15. Terra Nova

Ein Name, der so an die Erde gemahnte, war für die neue Siedlung nicht sehr glücklich gewählt, und niemand wollte die Verantwortung dafür übernehmen. Aber er war etwas glanzvoller als ‚Basislager‘ und wurde schnell angenommen. Der Komplex von Fertighäusern war mit erstaunlicher Schnelligkeit in die Höhe geschossen — buchstäblich über Nacht. Tarna erlebte hier zum erstenmal Erdenbewohner — oder vielmehr Erdenroboter — in Aktion, und die Dorfbewohner waren tief beeindruckt. Selbst Brant, der immer gefunden hatte, Roboter machten mehr Schwierigkeiten, als sie wert seien, außer bei riskanten oder monotonen Arbeiten, bekam erste Zweifel. Es gab da eine elegante, bewegliche Allzweckbaumaschine, die so verblüffend schnell arbeitete, daß man ihren Bewegungen oft gar nicht folgen konnte. Wo immer sie hinging, folgte ihr eine bewundernde Menge kleiner Lassaner. Wenn sie ihr in den Weg kamen, unterbrach sie, was immer sie gerade tat, bis die Bahn wieder frei war. Brant entschied, daß er genau so einen Assistenten brauchte; vielleicht konnte er die Besucher irgendwie dazu bringen…

Nach etwa einer Woche war Terra Nova ein voll funktionsfähiger Mikrokosmos des großen Schiffs, das außerhalb der Atmosphäre kreiste. Es gab einfache, aber bequeme Unterkünfte für hundert Besatzungsmitglieder, mit allen lebenserhaltenden Systemen, die sie brauchten — außerdem einer Bibliothek, Sporthalle, Schwimmbad und Theater. Die Lassaner billigten alle diese Einrichtungen und beeilten sich, ausgiebigen Gebrauch davon zu machen. Infolgedessen betrug die Bevölkerung von Terra Nova gewöhnlich wenigstens das Doppelte der nominalen Hundert.

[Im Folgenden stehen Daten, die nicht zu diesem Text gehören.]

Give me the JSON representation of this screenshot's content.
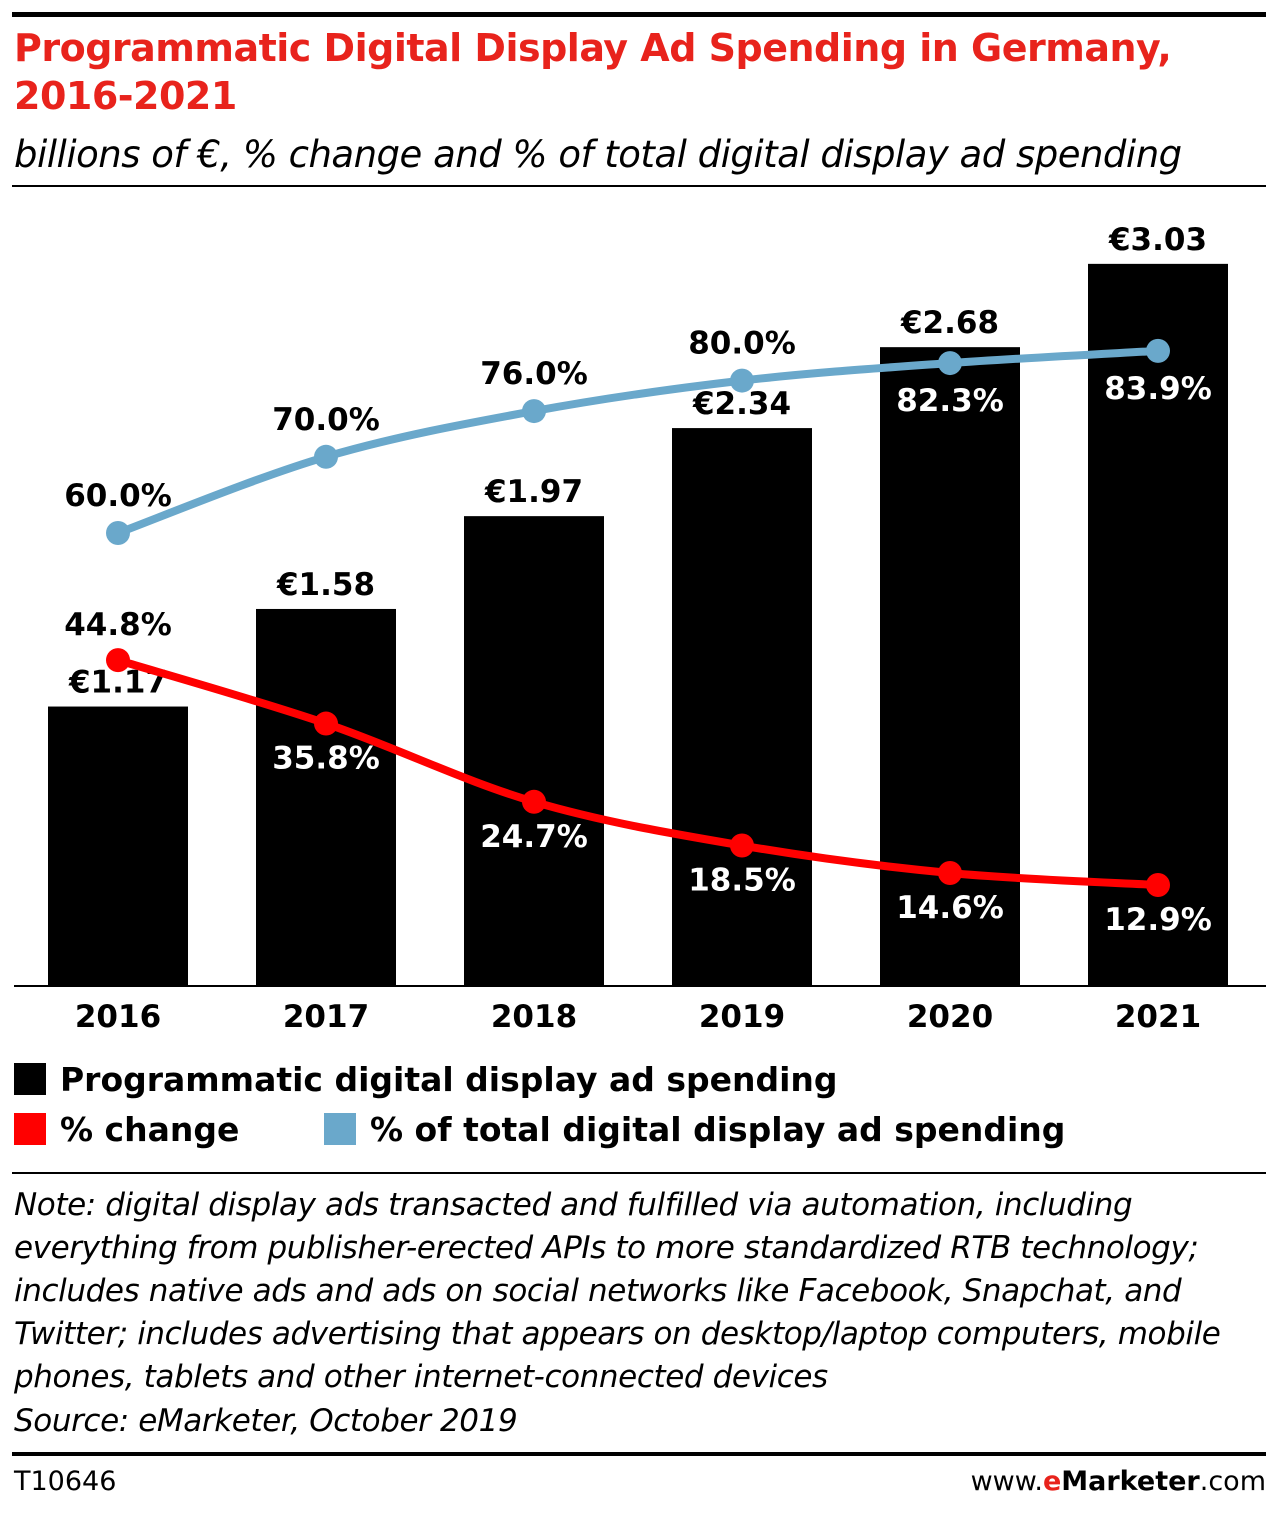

Die meisten Gäste — ob eingeladen oder nicht — waren bestrebt, sich nützlich zu machen, und entschlossen, ihren Besuchern einen so angenehmen Aufenthalt wie nur möglich zu bereiten. Diese Freundlichkeit war, wenn auch sehr willkommen und hoch geschätzt, doch oft peinlich. Die Lassaner waren von unersättlicher Neugier, und der Begriff Privatsphäre war ihnen fast unbekannt. Ein ‚Bitte nicht Stören‘-Zeichen wurde oft als persönliche Herausforderung betrachtet, was zu interessanten Komplikationen führte.

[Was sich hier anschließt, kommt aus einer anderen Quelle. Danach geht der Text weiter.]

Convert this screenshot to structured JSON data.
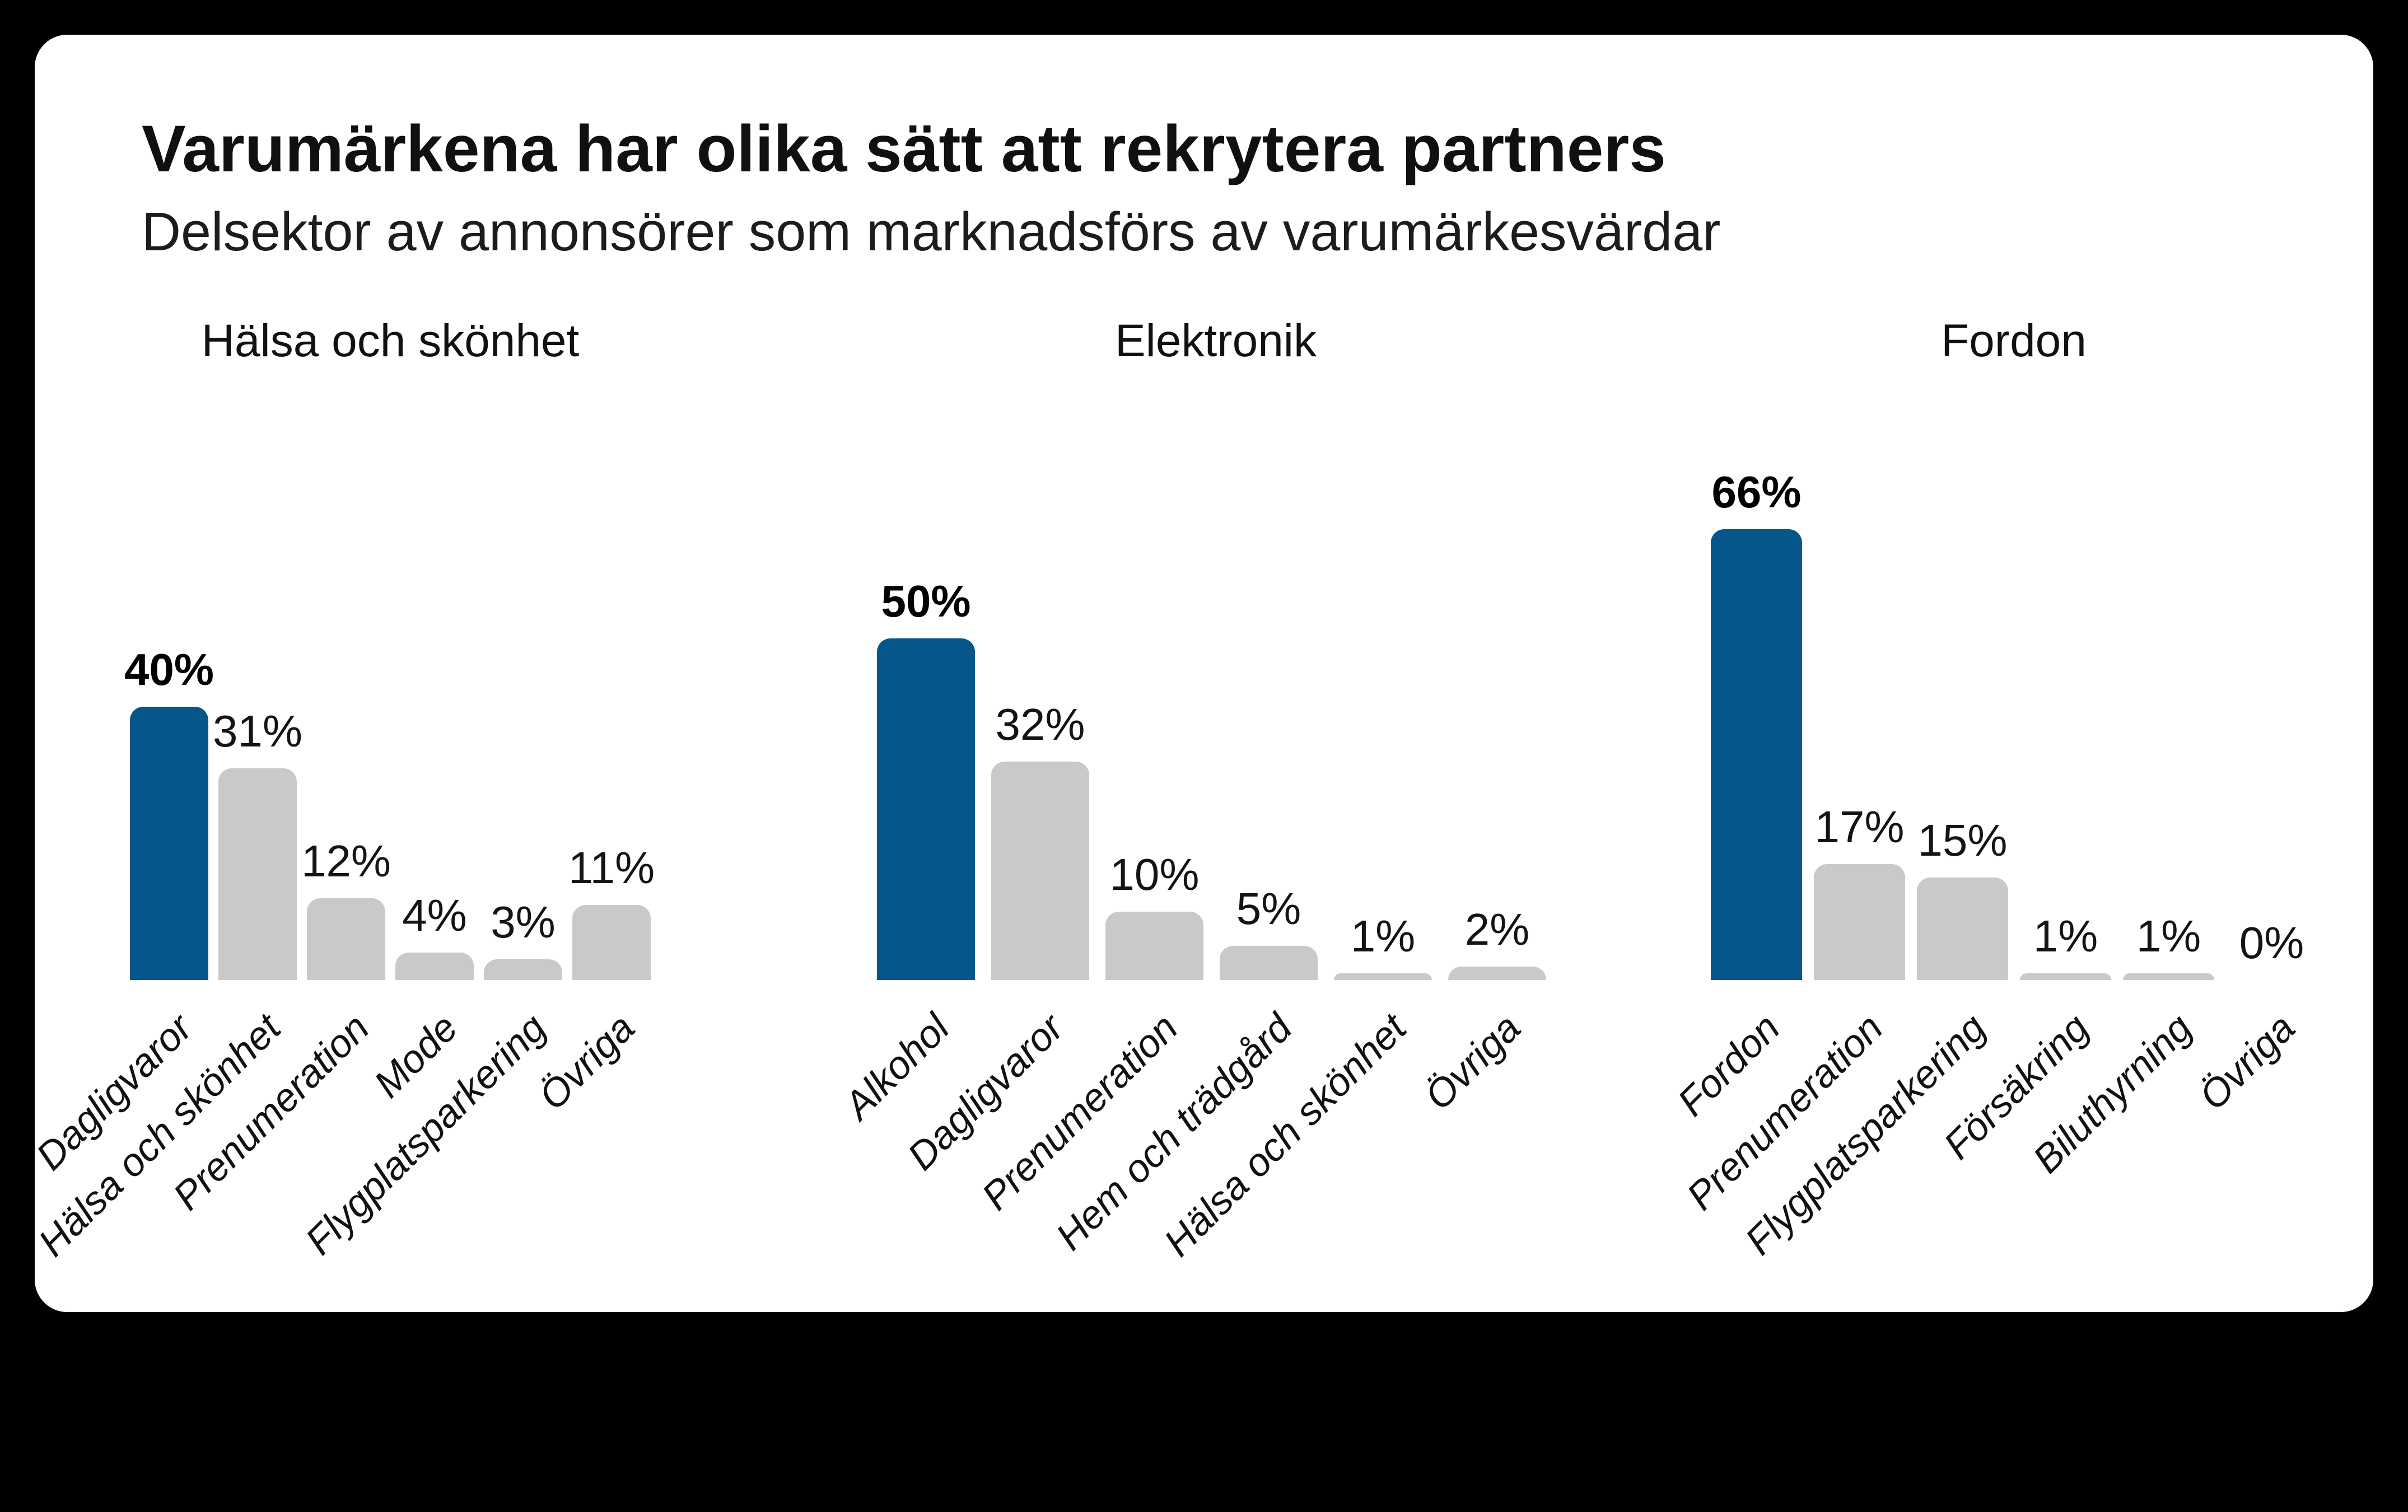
{
  "header": {
    "title": "Varumärkena har olika sätt att rekrytera partners",
    "subtitle": "Delsektor av annonsörer som marknadsförs av varumärkesvärdar"
  },
  "colors": {
    "page_background": "#000000",
    "card_background": "#ffffff",
    "highlight_bar": "#05568B",
    "default_bar": "#C9C9C9",
    "text": "#111111"
  },
  "chart_data": [
    {
      "type": "bar",
      "title": "Hälsa och skönhet",
      "unit": "%",
      "categories": [
        "Dagligvaror",
        "Hälsa och skönhet",
        "Prenumeration",
        "Mode",
        "Flygplatsparkering",
        "Övriga"
      ],
      "values": [
        40,
        31,
        12,
        4,
        3,
        11
      ],
      "value_labels": [
        "40%",
        "31%",
        "12%",
        "4%",
        "3%",
        "11%"
      ],
      "highlight_index": 0,
      "legend": "none",
      "grid": false,
      "ylim": [
        0,
        70
      ]
    },
    {
      "type": "bar",
      "title": "Elektronik",
      "unit": "%",
      "categories": [
        "Alkohol",
        "Dagligvaror",
        "Prenumeration",
        "Hem och trädgård",
        "Hälsa och skönhet",
        "Övriga"
      ],
      "values": [
        50,
        32,
        10,
        5,
        1,
        2
      ],
      "value_labels": [
        "50%",
        "32%",
        "10%",
        "5%",
        "1%",
        "2%"
      ],
      "highlight_index": 0,
      "legend": "none",
      "grid": false,
      "ylim": [
        0,
        70
      ]
    },
    {
      "type": "bar",
      "title": "Fordon",
      "unit": "%",
      "categories": [
        "Fordon",
        "Prenumeration",
        "Flygplatsparkering",
        "Försäkring",
        "Biluthyrning",
        "Övriga"
      ],
      "values": [
        66,
        17,
        15,
        1,
        1,
        0
      ],
      "value_labels": [
        "66%",
        "17%",
        "15%",
        "1%",
        "1%",
        "0%"
      ],
      "highlight_index": 0,
      "legend": "none",
      "grid": false,
      "ylim": [
        0,
        70
      ]
    }
  ]
}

„Sie alle sind höhere Offiziere und hochintelligente Erwachsene“, hatte Kapitän Bey bei der letzten Personalbesprechung an Bord des Schiffes gesagt. „Deshalb sollte es eigentlich gar nicht notwendig sein, Ihnen das zu sagen. Versuchen Sie, sich nicht in irgendwelche Techtelmechtel verwickeln zu lassen, bis wir genau wissen, wie die Lassaner über so etwas denken. Sie sind allem Anschein nach sehr unkompliziert, aber das kann auch täuschen. Sind Sie nicht auch dieser Ansicht, Dr. Kaldor?“

„Ich kann nach einer so kurzen Beobachtungszeit nicht behaupten, eine Autorität für lassanische Sitten zu sein, Kapitän. Aber es gibt ein paar interessante, historische Parallelen zu der Zeit, als die alten Segelschiffe auf der Erde nach langen Seereisen in den Hafen einliefen — ich nehme an, viele von Ihnen haben ‚Meuterei auf der Bounty‘, dieses klassische, antike Video gesehen.“

„Ich hoffe doch, Dr. Kaldor, daß Sie mich nicht mit Kapitän Cook — ich meine, Bligh — vergleichen wollen.“

„Das wäre keine Beleidigung. Der wirkliche Bligh war ein brillanter Seemann und wurde auf höchst unfaire Weise verleumdet. In diesem Stadium brauchen wir nicht mehr als gesunden Menschenverstand, gute Manieren und — wie Sie schon andeuteten — Vorsicht walten zu lassen.“

Hatte Kaldor in seine Richtung geblickt, fragte sich Loren, als er diese Bemerkung machte? Es war doch bestimmt noch nicht so offensichtlich…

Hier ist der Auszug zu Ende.